Is Love Supposed to be Selfless?
Is love supposed to be selfless? If one gains personally from a relationship infused with love, is that considered to be selfish?
At a Chassidic gathering sometime in the 19th century, a heated discussion took place among those gathered. The debate focused on the three primary components that make up Judaism. Namely, G-D, Torah, and the Jewish people. The question was, whilst it is paramount that we are imbued with a love towards all three, which one is most important?
Upon hearing of the discussion, the founder of Chabad, the Alter Rebbe offered the following insight. He said that while it was fundamental to love all of the three above mentioned entities, the love towards a fellow Jew was most central.
The reason he gave was that only by demonstrating that one loves whom the person we love, loves, can we know that our love is genuine.
In other words, as long as we remain at the center of the equation, the love we have towards someone else is self-serving. And when there is no longer anything in it for me, the love fades.
The litmus test for identifying genuine love is when you love what the other person loves.

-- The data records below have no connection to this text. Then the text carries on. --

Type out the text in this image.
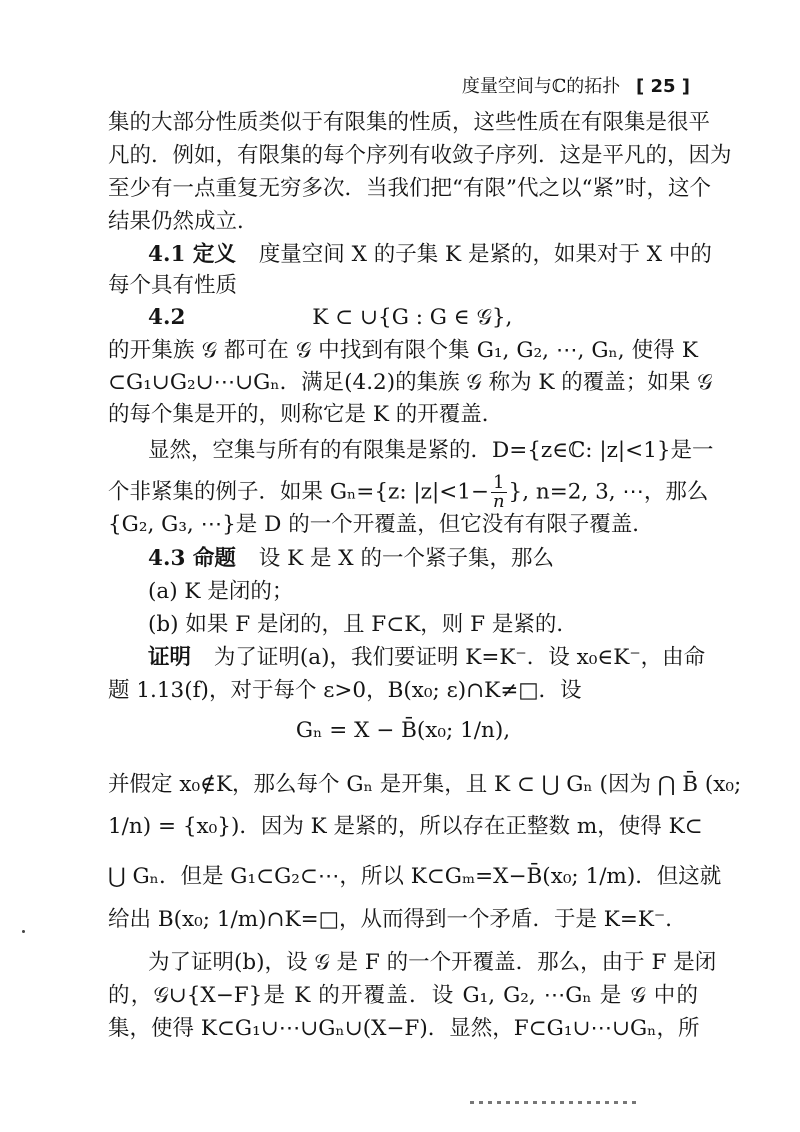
度量空间与ℂ的拓扑 [ 25 ]
集的大部分性质类似于有限集的性质，这些性质在有限集是很平
凡的．例如，有限集的每个序列有收敛子序列．这是平凡的，因为
至少有一点重复无穷多次．当我们把“有限”代之以“紧”时，这个
结果仍然成立．
4.1 定义 度量空间 X 的子集 K 是紧的，如果对于 X 中的
每个具有性质
4.2	K ⊂ ∪{G : G ∈ 𝒢},
的开集族 𝒢 都可在 𝒢 中找到有限个集 G₁, G₂, ⋯, Gₙ, 使得 K
⊂G₁∪G₂∪⋯∪Gₙ．满足(4.2)的集族 𝒢 称为 K 的覆盖；如果 𝒢
的每个集是开的，则称它是 K 的开覆盖．
显然，空集与所有的有限集是紧的．D={z∈ℂ: |z|<1}是一
个非紧集的例子．如果 Gₙ={z: $|z|<1- \frac{1}{n}$ }, n=2, 3, ⋯，那么
{G₂, G₃, ⋯}是 D 的一个开覆盖，但它没有有限子覆盖．
4.3 命题 设 K 是 X 的一个紧子集，那么
(a) K 是闭的；
(b) 如果 F 是闭的，且 F⊂K，则 F 是紧的．
证明 为了证明(a)，我们要证明 K=K⁻．设 x₀∈K⁻，由命
题 1.13(f)，对于每个 ε>0，B(x₀; ε)∩K≠□．设
Gₙ = X − B̄(x₀; 1/n),
并假定 x₀∉K，那么每个 Gₙ 是开集，且 K ⊂ ⋃ Gₙ (因为 ⋂ B̄ (x₀;
1/n) = {x₀})．因为 K 是紧的，所以存在正整数 m，使得 K⊂
⋃ Gₙ．但是 G₁⊂G₂⊂⋯，所以 K⊂Gₘ=X−B̄(x₀; 1/m)．但这就
给出 B(x₀; 1/m)∩K=□，从而得到一个矛盾．于是 K=K⁻．
为了证明(b)，设 𝒢 是 F 的一个开覆盖．那么，由于 F 是闭
的，𝒢∪{X−F}是 K 的开覆盖．设 G₁, G₂, ⋯Gₙ 是 𝒢 中的
集，使得 K⊂G₁∪⋯∪Gₙ∪(X−F)．显然，F⊂G₁∪⋯∪Gₙ，所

One can’t love a man or a woman if you don’t love their children. Nor can one love G-d if they don’t love his children, the Jewish people.
This profound insight, which provides brilliant clarity to a complex esoteric idea, is the hallmark of Chabad Chassidic teachings as taught to us by the Chabad Rebbis.
These intensely confusing times make it more compelling to find a brighter light to help us navigate the challenging times in which we are living.